Dulu, jempol kita bebas bergerak sesuka hati: like sana, share sini. Tapi sekarang, tiap sentuhan di layar perlu dipikirkan. Jempol boleh tetap gesit, tapi arah dan niatnya harus dikendalikan otak. Misalnya, sebelum beli barang karena tergoda iklan, tanya dulu ke diri sendiri: butuh atau cuma ikut tren?Â
Bayangkan dampaknya apabila setiap jempol bebas klik tanpa berpikir---bisa jadi kita membentuk kebiasaan konsumtif, ikut menyebar hoaks, atau membiarkan anak terpapar konten yang mengikis nilai. Tapi saat jempol dikendalikan oleh otak, kita mulai memilah mana yang perlu ditonton, dibeli, atau dibagikan.
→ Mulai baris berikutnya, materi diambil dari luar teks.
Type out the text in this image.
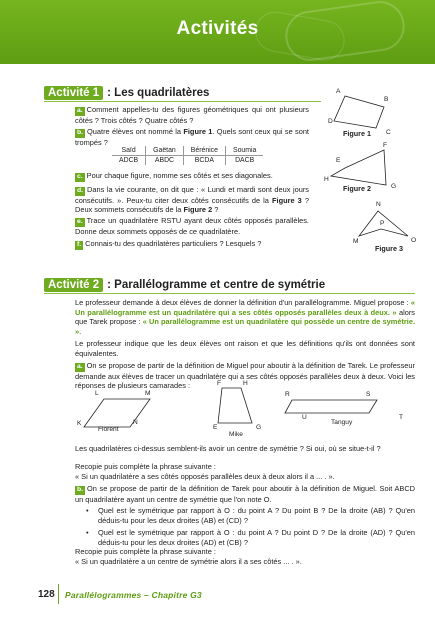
Activités
Activité 1 : Les quadrilatères
a. Comment appelles-tu des figures géométriques qui ont plusieurs côtés ? Trois côtés ? Quatre côtés ?
b. Quatre élèves ont nommé la Figure 1. Quels sont ceux qui se sont trompés ?
Saïd	Gaëtan	Bérénice	Soumia
ADCB	ABDC	BCDA	DACB
c. Pour chaque figure, nomme ses côtés et ses diagonales.
d. Dans la vie courante, on dit que : « Lundi et mardi sont deux jours consécutifs. ». Peux-tu citer deux côtés consécutifs de la Figure 3 ? Deux sommets consécutifs de la Figure 2 ?
e. Trace un quadrilatère RSTU ayant deux côtés opposés parallèles. Donne deux sommets opposés de ce quadrilatère.
f. Connais-tu des quadrilatères particuliers ? Lesquels ?
A
B
C
D
Figure 1
E
F
G
H
Figure 2
N
P
M	O
Figure 3
Activité 2 : Parallélogramme et centre de symétrie
Le professeur demande à deux élèves de donner la définition d'un parallélogramme. Miguel propose : « Un parallélogramme est un quadrilatère qui a ses côtés opposés parallèles deux à deux. » alors que Tarek propose : « Un parallélogramme est un quadrilatère qui possède un centre de symétrie. ».
Le professeur indique que les deux élèves ont raison et que les définitions qu'ils ont données sont équivalentes.
a. On se propose de partir de la définition de Miguel pour aboutir à la définition de Tarek. Le professeur demande aux élèves de tracer un quadrilatère qui a ses côtés opposés parallèles deux à deux. Voici les réponses de plusieurs camarades :
L	M
N
K
Florent
F	H
G
E
Mike
R	S
T
U
Tanguy
Les quadrilatères ci-dessus semblent-ils avoir un centre de symétrie ? Si oui, où se situe-t-il ?
Recopie puis complète la phrase suivante :
« Si un quadrilatère a ses côtés opposés parallèles deux à deux alors il a ... . ».
b. On se propose de partir de la définition de Tarek pour aboutir à la définition de Miguel. Soit ABCD un quadrilatère ayant un centre de symétrie que l'on note O.
• Quel est le symétrique par rapport à O : du point A ? Du point B ? De la droite (AB) ? Qu'en déduis-tu pour les deux droites (AB) et (CD) ?
• Quel est le symétrique par rapport à O : du point A ? Du point D ? De la droite (AD) ? Qu'en déduis-tu pour les deux droites (AD) et (CB) ?
Recopie puis complète la phrase suivante :
« Si un quadrilatère a un centre de symétrie alors il a ses côtés ... . ».
128 Parallélogrammes – Chapitre G3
Ingat apa yang sedang terjadi di Amerika Serikat sekarang? Pola hidup konsumtif yang serba instan---tinggal klik, bayar, kirim---bikin jutaan orang terjebak utang kartu kredit. Banyak dari mereka membeli hal-hal yang sebenarnya nggak benar-benar dibutuhkan. Lebih parahnya lagi, negara sebesar AS pun bergantung pada pasokan bahan pangan dari luar, mulai dari beras, udang, sampai barang-barang sehari-hari. Artinya, kalau ada gangguan pasokan global, mereka bisa kelabakan. Kita bisa belajar dari situ: jangan sampai pola konsumsi kita dikendalikan jempol, sementara isi kepala dan dompet tidak diajak mikir bareng.
Ibu harus menjadi agen literasi baru, yang bukan hanya mengasuh, tetapi juga membentuk benteng nilai di tengah badai algoritma.
Dengan memahami bagaimana teknologi bekerja dan siapa yang mengendalikannya, para ibu dapat menjadi penjaga masa depan yang bukan hanya penuh kasih, tetapi juga cerdas dan strategis. Karena itu, mari kita bangun kesadaran baru---bahwa ibu masa kini bukan sekadar penonton, tetapi aktor penting dalam menghadapi tantangan zaman.
Kartini masa kini tak lagi hanya bicara soal buku dan sekolah, tapi juga soal bagaimana kita---khususnya para ibu---memandu anak-anak menghadapi dunia digital yang serba cepat dan cenderung manipulatif. Jika Anda adalah seorang ibu, calon ibu, pendidik, atau siapa pun yang peduli akan masa depan anak-anak Indonesia, inilah saatnya kita bergerak bersama. Mari bantu anak-anak kita tumbuh bukan sebagai target pasar algoritma, tetapi sebagai manusia utuh yang berpikir, memilih, dan mencintai dengan sadar. Karena masa depan tak dibentuk oleh layar, tapi oleh nilai-nilai yang ditanam dari rumah, sejak dini.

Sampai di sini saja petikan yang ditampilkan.